A few pictures that your humble servant took in Har Adar:

A wonderful observation point.

A wonderful observation point: the tower at Har Adar.

The view to the right:

A few items have been added as points of reference.

A few items have been added as points of reference. By “1967 line”, we are referring to the line at the conclusion of the 1967 war–not the 1949 Armistice line. Note how circuitous the line is in the picture (and on the above map). There is no straight line. The 1967 post-war line is today the location of the separation fence.

A view out of the left side of the observation tower, looking toward Ramallah:

Looking toward Ramallah. That's part of the Biddu Enclave on the empty-looking hill.

Looking toward Ramallah. That’s part of the Biddu Enclave on the empty-looking hill across the way.

Once again, you would never guess by looking out over the bucolic landscape from the Har Adar observation tower that the lines could have been drawn as they were in the Oslo Accords. There is no way that Israel can ever relinquish Area C. To do so would be to put Israelis all up and down the Green Line at severe risk.

A happy addendum:

Just after noon, we came to Abu Shukri’s famous restaurant.

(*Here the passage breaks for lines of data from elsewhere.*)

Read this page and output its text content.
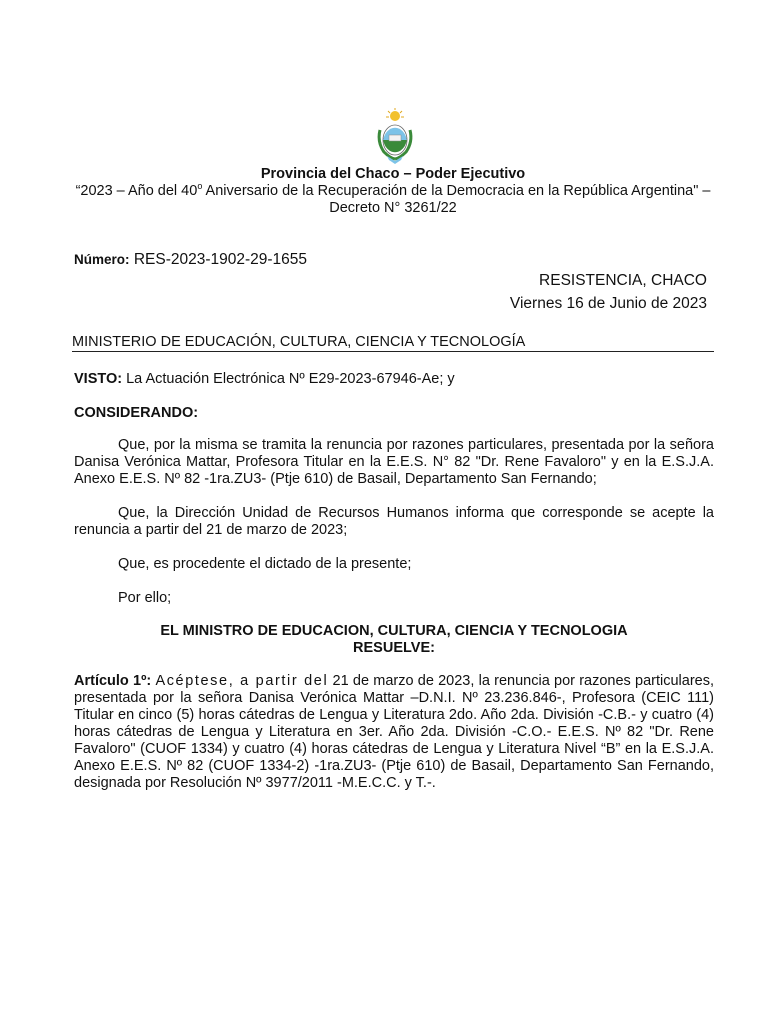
Provincia del Chaco – Poder Ejecutivo
“2023 – Año del 40$^o$ Aniversario de la Recuperación de la Democracia en la República Argentina" –Decreto N° 3261/22
Número: RES-2023-1902-29-1655
RESISTENCIA, CHACO
Viernes 16 de Junio de 2023
MINISTERIO DE EDUCACIÓN, CULTURA, CIENCIA Y TECNOLOGÍA
VISTO: La Actuación Electrónica Nº E29-2023-67946-Ae; y
CONSIDERANDO:

Que, por la misma se tramita la renuncia por razones particulares, presentada por la señora Danisa Verónica Mattar, Profesora Titular en la E.E.S. N° 82 "Dr. Rene Favaloro" y en la E.S.J.A. Anexo E.E.S. Nº 82 -1ra.ZU3- (Ptje 610) de Basail, Departamento San Fernando;

Que, la Dirección Unidad de Recursos Humanos informa que corresponde se acepte la renuncia a partir del 21 de marzo de 2023;

Que, es procedente el dictado de la presente;

Por ello;

EL MINISTRO DE EDUCACION, CULTURA, CIENCIA Y TECNOLOGIA
RESUELVE:

Artículo 1º: Acéptese, a partir del 21 de marzo de 2023, la renuncia por razones particulares, presentada por la señora Danisa Verónica Mattar –D.N.I. Nº 23.236.846-, Profesora (CEIC 111) Titular en cinco (5) horas cátedras de Lengua y Literatura 2do. Año 2da. División -C.B.- y cuatro (4) horas cátedras de Lengua y Literatura en 3er. Año 2da. División -C.O.- E.E.S. Nº 82 "Dr. Rene Favaloro" (CUOF 1334) y cuatro (4) horas cátedras de Lengua y Literatura Nivel “B” en la E.S.J.A. Anexo E.E.S. Nº 82 (CUOF 1334-2) -1ra.ZU3- (Ptje 610) de Basail, Departamento San Fernando, designada por Resolución Nº 3977/2011 -M.E.C.C. y T.-.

On the menu were at least 5 different types of humus dishes. There was humus with mushrooms, humus with onions, humus with “hot peppers”, humus with olive oil, and . . . Abu Shukri’s humus–a mixture of humus, beans, olive oil, onions, and hot stuff.

Your humble servant took Abu Shukri’s humus and was not disappointed. During the meal, your humble servant had a picture taken of himself with Abu Shukri.

It was a little dark inside the restaurant.

It was a little dark inside the restaurant.

Look carefully out the window in the background over my left shoulder. You will see Abu Shukri’s picture–also on the sign but obscured is the fact that he launched the restaurant 50 years ago in 1965. Be sure to stop there if you are ever in Abu Ghosh.